Hermannus Boerhave, in Elemanta Chemiae, 1724

'Affinity is the force that makes these heterogeneous entities form a union, a kind of marriage, a chemical wedding, arising more from love than from hate'

Michel Lowy, Redemption and Utopia, 1988

'Seek each other out, attract each other and seize...each other, and then suddenly reappear again out of this intimate union , and come forward in fresh, unexpected form'

Johann Wolfgang Goethe, Elective Affinities, 1809

The massive technological pile-up called The Internet creates monsters in its own backyard. I don't know if this is a result of use or misuse of the machine? The electronic swapping of our monstrosities has been good for me. I'm not sure if I know what I have found in this experiment so far but it seems like a secret shared by all who are partaking in it. Yet it also seems like a secret shared by all that remains still secret or unknown. This chemical wedding may be another step taken on the way out of here.

'The day will soon come when we realise that, in spite of the wear and tear of life that bites like acid into our flesh, the very cornerstone of that violent liberation which reaches out for a better life in the heart of the technological ages that corrupts our cities is love. Only love remains beyond the realm of that which our imagination can grasp, dominating the deepness of the wind, the well full of diamonds, the constructions of the spirit and the logic of the flesh. The problem created by the bankruptcy of our emotions, intimately linked with the problem of capitalism, has not yet been resolved...'

Andre Breton, Manifesto on 'L'Age d'or', 1931

This WuWuWu love against hate may well be another step taken on the way out of here.
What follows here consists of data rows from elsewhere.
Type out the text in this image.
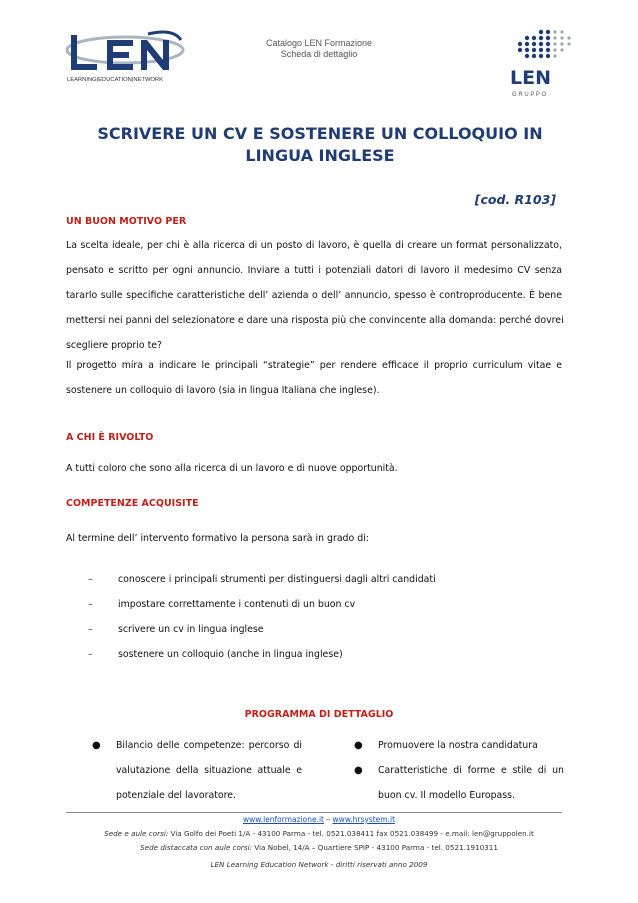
Catalogo LEN Formazione
Scheda di dettaglio
LEARNING|EDUCATION|NETWORK	LEN
G R U P P O
SCRIVERE UN CV E SOSTENERE UN COLLOQUIO IN
LINGUA INGLESE
[cod. R103]
UN BUON MOTIVO PER
La scelta ideale, per chi è alla ricerca di un posto di lavoro, è quella di creare un format personalizzato,
pensato e scritto per ogni annuncio. Inviare a tutti i potenziali datori di lavoro il medesimo CV senza
tararlo sulle specifiche caratteristiche dell’ azienda o dell’ annuncio, spesso è controproducente. È bene
mettersi nei panni del selezionatore e dare una risposta più che convincente alla domanda: perché dovrei
scegliere proprio te?
Il progetto mira a indicare le principali “strategie” per rendere efficace il proprio curriculum vitae e
sostenere un colloquio di lavoro (sia in lingua Italiana che inglese).
A CHI È RIVOLTO
A tutti coloro che sono alla ricerca di un lavoro e di nuove opportunità.
COMPETENZE ACQUISITE
Al termine dell’ intervento formativo la persona sarà in grado di:
–	conoscere i principali strumenti per distinguersi dagli altri candidati
–	impostare correttamente i contenuti di un buon cv
–	scrivere un cv in lingua inglese
–	sostenere un colloquio (anche in lingua inglese)
PROGRAMMA DI DETTAGLIO
●	Bilancio delle competenze: percorso di
valutazione della situazione attuale e
potenziale del lavoratore.
●	Promuovere la nostra candidatura
●	Caratteristiche di forme e stile di un
buon cv. Il modello Europass.
www.lenformazione.it – www.hrsystem.it
Sede e aule corsi: Via Golfo dei Poeti 1/A - 43100 Parma - tel. 0521.038411 fax 0521.038499 - e.mail: len@gruppolen.it
Sede distaccata con aule corsi: Via Nobel, 14/A – Quartiere SPIP - 43100 Parma - tel. 0521.1910311
LEN Learning Education Network - diritti riservati anno 2009
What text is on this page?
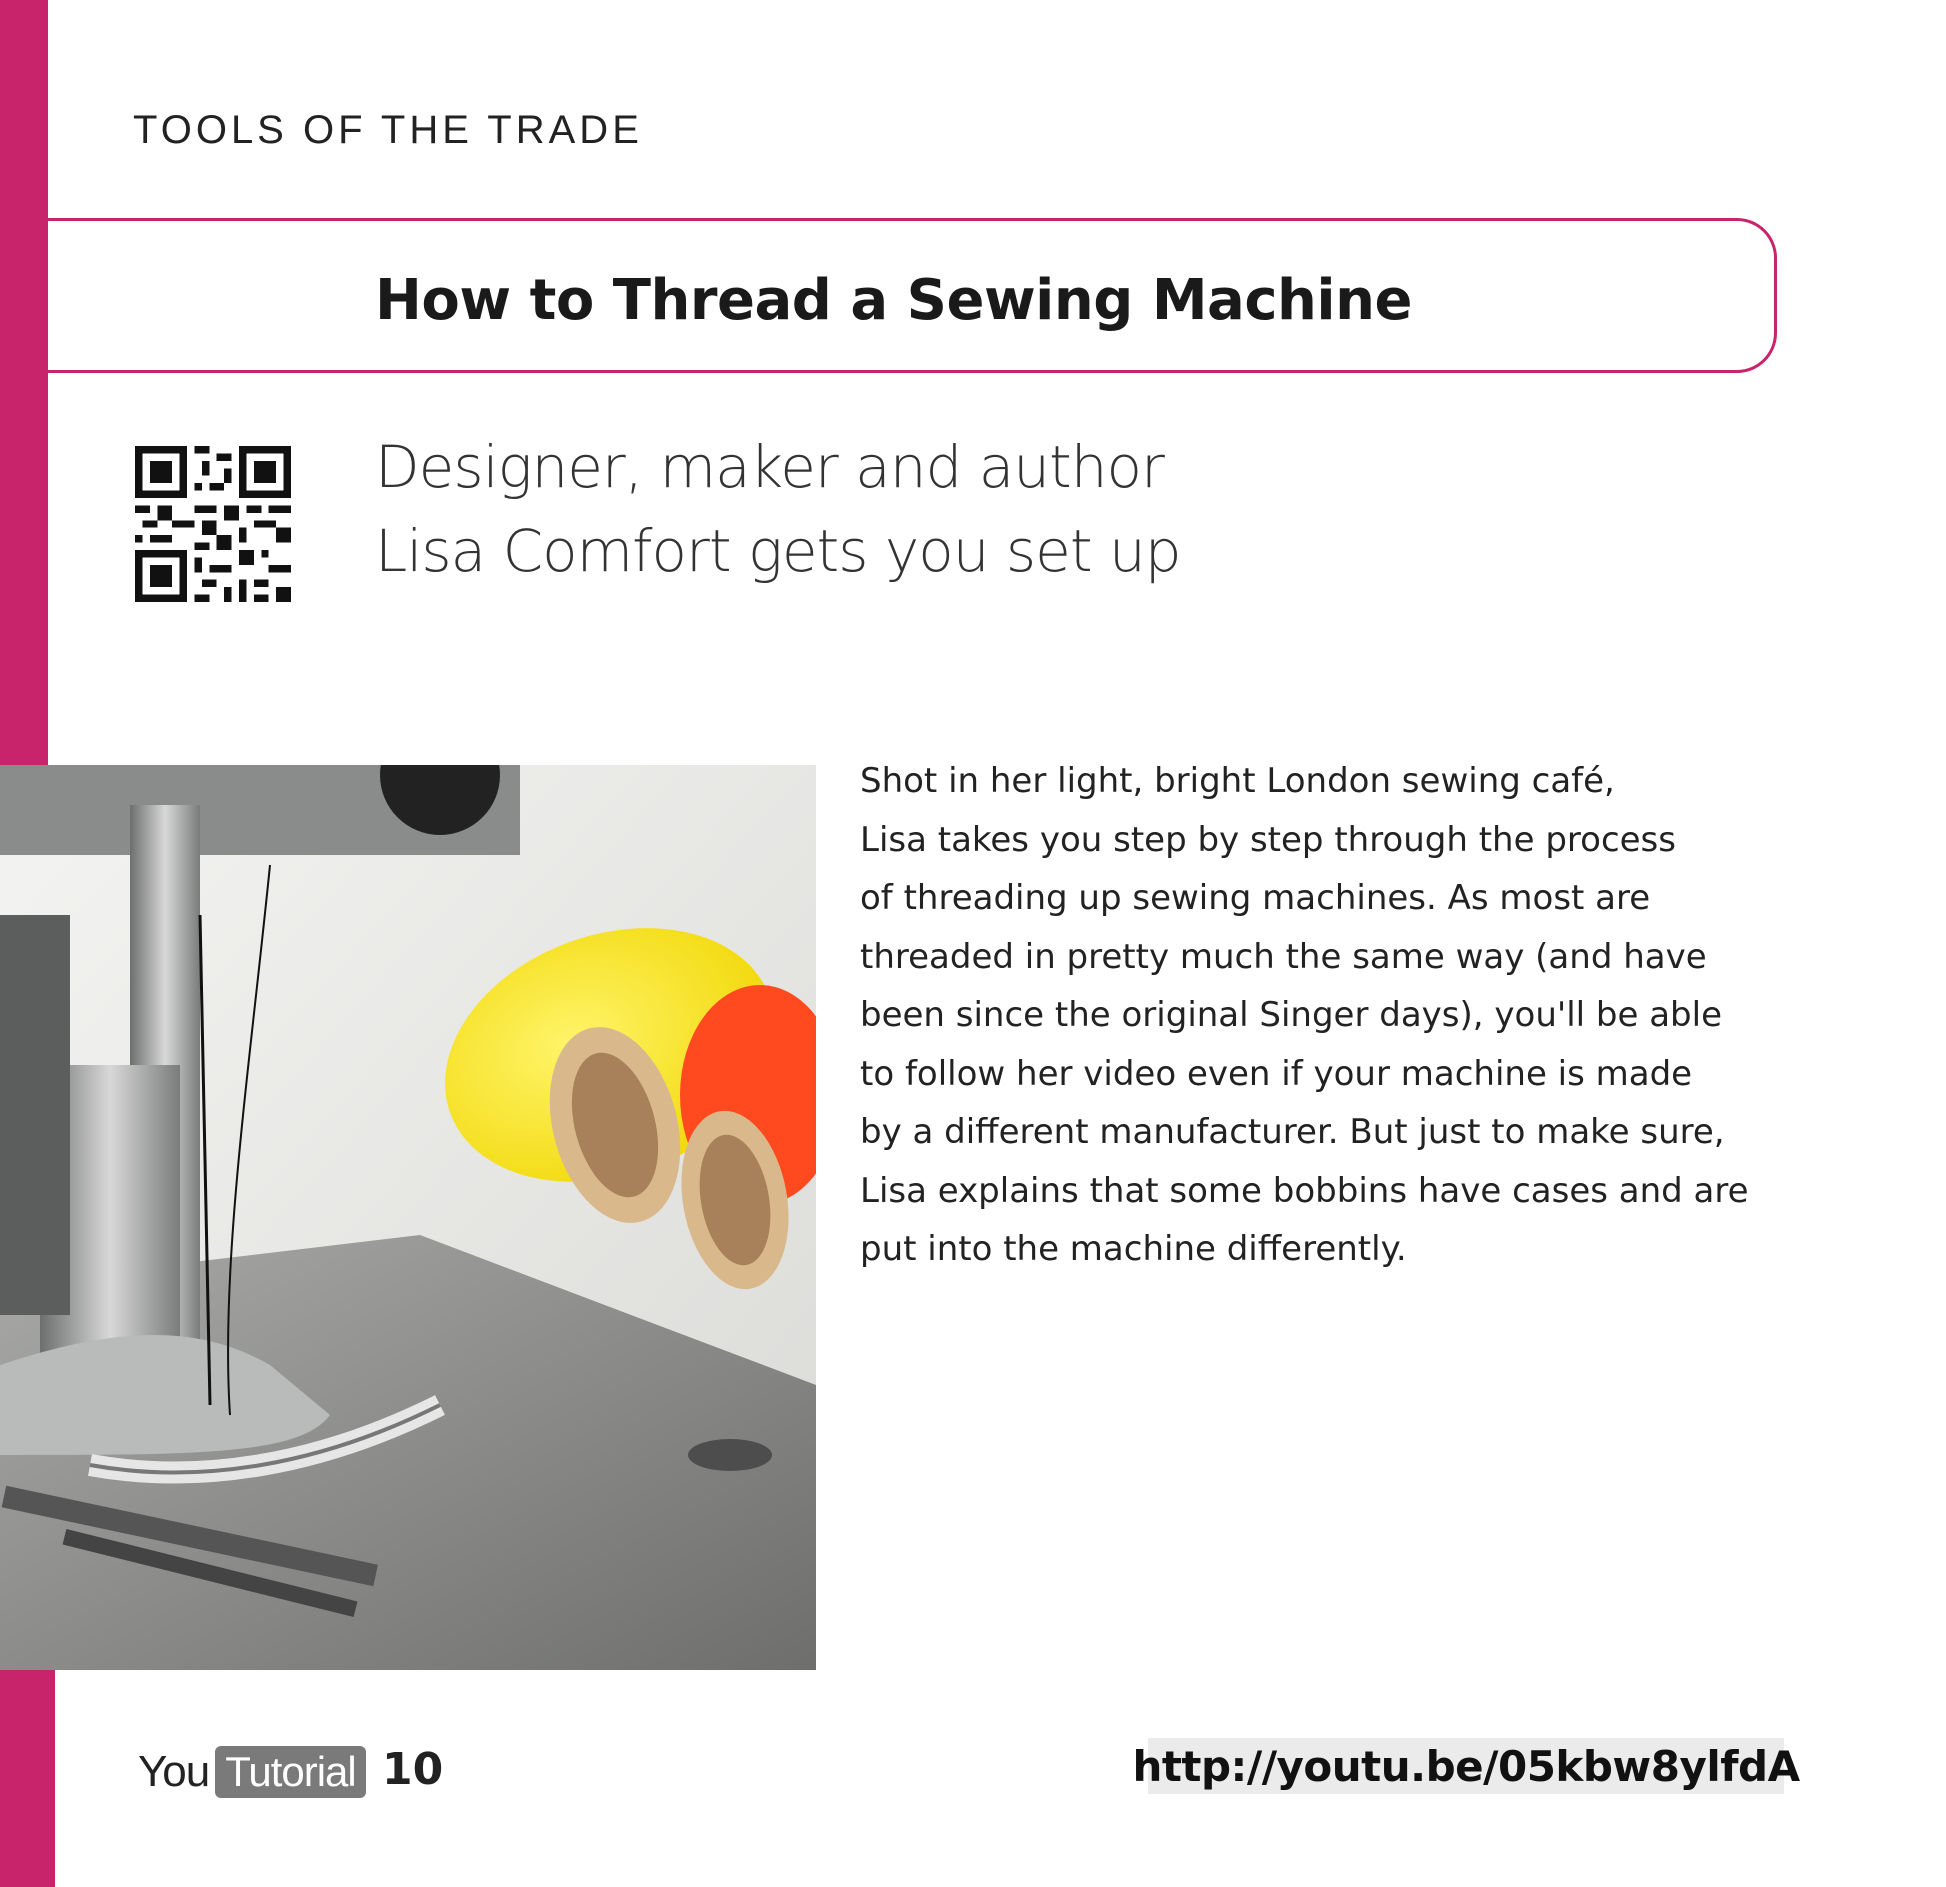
TOOLS OF THE TRADE
How to Thread a Sewing Machine
Designer, maker and author
Lisa Comfort gets you set up
Shot in her light, bright London sewing café,
Lisa takes you step by step through the process
of threading up sewing machines. As most are
threaded in pretty much the same way (and have
been since the original Singer days), you'll be able
to follow her video even if your machine is made
by a different manufacturer. But just to make sure,
Lisa explains that some bobbins have cases and are
put into the machine differently.
You Tutorial 10	http://youtu.be/05kbw8ylfdA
I hope so.

 

Thursday, November 03, 2005

From One Thing to The Next Thing




The Internet posting thing spreads its weary tentacles further enabling realms of communication that are at once fascinatingly novel but also unevenly open, or more so full of pain and sadness.
But everything is neutral..except in the arms of your lover(s) or in arms with your comrades (a dream)...

Here The Ruinist (trying not to ruin too much) begans once again to post on the crest of a wave...to re-begin on a new thread, inspired (once again) by the ever-tangling threads that we are weaving here...

Next topic (maybe)...Aesthetics + Art + the desire to grasp the Anti-Politics of the times....and my back to the future ventures in the creeped-out world of The Gallery.

Give up Art to fully realise it. Live a little so that you can go much easier on yourself.